As mentioned in a previous post, Andrew Coulson of the Cato Institute, in his fine obituary for Jaime Escalante, wrote that the best way to preserve Escalante’s legacy is to “understand why our education system destroyed rather than amplified his success—and then fix it.” Coulson then goes on and accurately presents the success of today’s charter schools as the prime example of promoting innovation and creativity in today’s public schools. Coulson contrasts the burgeoning success of charter networks such as KIPP with the failure of centralized education and its obsolete and out of touch standards.

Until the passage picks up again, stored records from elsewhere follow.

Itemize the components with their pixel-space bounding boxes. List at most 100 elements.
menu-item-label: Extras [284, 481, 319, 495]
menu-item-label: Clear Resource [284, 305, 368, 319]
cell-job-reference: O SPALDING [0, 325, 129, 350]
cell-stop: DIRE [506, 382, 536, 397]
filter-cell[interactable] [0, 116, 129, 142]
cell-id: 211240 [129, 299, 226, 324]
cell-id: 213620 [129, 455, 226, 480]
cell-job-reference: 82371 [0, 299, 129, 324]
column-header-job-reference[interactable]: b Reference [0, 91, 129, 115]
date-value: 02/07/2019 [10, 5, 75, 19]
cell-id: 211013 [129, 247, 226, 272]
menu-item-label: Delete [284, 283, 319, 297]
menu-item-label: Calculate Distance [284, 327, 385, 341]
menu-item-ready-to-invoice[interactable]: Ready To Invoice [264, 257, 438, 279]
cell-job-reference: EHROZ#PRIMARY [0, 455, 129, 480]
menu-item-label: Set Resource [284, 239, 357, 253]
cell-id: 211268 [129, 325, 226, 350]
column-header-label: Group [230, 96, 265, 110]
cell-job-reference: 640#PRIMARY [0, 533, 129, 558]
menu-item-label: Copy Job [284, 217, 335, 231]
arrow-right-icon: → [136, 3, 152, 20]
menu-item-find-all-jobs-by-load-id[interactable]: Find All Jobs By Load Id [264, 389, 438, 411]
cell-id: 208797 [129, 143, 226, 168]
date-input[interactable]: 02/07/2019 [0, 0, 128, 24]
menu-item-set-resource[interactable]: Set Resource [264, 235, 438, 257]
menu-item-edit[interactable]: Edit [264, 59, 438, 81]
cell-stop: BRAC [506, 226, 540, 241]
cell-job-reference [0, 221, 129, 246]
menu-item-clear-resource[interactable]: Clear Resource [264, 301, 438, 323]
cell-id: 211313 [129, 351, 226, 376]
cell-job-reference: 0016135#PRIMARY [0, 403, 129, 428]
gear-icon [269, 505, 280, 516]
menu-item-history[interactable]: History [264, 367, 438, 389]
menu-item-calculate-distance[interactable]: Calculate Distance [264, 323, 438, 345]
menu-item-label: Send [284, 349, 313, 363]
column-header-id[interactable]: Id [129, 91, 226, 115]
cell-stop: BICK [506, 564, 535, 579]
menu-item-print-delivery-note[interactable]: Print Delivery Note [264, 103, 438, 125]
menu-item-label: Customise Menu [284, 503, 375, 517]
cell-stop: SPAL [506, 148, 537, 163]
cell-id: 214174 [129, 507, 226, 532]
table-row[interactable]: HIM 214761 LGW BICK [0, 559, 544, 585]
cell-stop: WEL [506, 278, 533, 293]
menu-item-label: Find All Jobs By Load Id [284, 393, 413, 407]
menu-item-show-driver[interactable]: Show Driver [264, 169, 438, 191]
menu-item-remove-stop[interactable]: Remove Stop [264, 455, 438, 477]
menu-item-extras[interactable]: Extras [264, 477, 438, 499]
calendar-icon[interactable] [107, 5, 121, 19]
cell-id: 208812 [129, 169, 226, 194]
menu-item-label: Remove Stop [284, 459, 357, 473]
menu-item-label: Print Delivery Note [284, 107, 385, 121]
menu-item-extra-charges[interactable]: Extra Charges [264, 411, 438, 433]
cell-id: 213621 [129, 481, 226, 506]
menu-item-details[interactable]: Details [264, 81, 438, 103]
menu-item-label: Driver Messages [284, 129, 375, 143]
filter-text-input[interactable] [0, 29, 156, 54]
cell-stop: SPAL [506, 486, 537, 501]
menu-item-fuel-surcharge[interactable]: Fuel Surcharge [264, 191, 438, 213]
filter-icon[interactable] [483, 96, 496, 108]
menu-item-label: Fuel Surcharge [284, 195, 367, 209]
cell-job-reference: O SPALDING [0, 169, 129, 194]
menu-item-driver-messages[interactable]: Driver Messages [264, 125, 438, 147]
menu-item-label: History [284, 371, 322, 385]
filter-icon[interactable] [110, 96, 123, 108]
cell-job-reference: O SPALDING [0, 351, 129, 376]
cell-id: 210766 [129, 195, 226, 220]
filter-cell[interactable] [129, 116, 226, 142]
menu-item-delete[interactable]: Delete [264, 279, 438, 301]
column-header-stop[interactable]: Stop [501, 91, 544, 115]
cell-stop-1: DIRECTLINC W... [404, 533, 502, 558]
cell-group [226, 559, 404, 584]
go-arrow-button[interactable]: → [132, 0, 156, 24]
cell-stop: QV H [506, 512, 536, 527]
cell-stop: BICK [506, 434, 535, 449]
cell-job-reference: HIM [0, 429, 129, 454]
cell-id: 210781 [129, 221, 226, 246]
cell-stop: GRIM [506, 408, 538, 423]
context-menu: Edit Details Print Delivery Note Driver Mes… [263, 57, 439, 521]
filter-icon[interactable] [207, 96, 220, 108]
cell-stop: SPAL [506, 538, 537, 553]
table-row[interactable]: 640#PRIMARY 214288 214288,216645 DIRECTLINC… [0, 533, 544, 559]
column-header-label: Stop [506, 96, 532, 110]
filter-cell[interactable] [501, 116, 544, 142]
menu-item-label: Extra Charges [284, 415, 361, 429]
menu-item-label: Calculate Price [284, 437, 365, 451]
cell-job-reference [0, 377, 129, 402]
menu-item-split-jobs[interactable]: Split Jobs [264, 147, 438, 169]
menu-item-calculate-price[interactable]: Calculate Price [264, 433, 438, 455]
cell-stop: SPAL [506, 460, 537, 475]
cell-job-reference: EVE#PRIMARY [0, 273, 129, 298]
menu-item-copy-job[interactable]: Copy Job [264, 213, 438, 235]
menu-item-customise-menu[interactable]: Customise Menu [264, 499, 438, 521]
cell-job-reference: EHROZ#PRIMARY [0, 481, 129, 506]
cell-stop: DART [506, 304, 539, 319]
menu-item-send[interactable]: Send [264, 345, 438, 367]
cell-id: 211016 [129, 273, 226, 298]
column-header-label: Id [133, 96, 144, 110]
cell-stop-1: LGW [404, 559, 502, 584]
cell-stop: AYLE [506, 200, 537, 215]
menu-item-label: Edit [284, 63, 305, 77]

Despite the astounding success rate of charter schools relative to centralized public schools, not everyone is convinced, and some are ardently resistant. Diane Ravitch, in a recent op-ed in the Washington Post, laments the failure of No Child Left Behind and dismisses charter schools as unsuccessful in reaching their goals. Instead, Ravitch promotes a new set of standards to regulate public school teachers and administrators. Though well-intentioned, Ravitch’s position is wrong.

First, the Cato Institute offers a couple of strong rebuttals to the notion of further centralized standards. Regarding her dubious claim about charter schools, Ms. Ravitch must be oblivious to the well-documented revitalization of education in New Orleans thanks to innovative charter school programs. The solution is not to impose a new set of standards, but to encourage innovative and progressive teaching methods, reward good teachers, and fire bad teachers.

Ms. Ravitch complains that the disparity between public schools students and charter schools students is emblematic of their failure. In fact, it is testament that not enough young children are in charter schools. The facts are ineluctable; charter schools work and are the best bet for public education.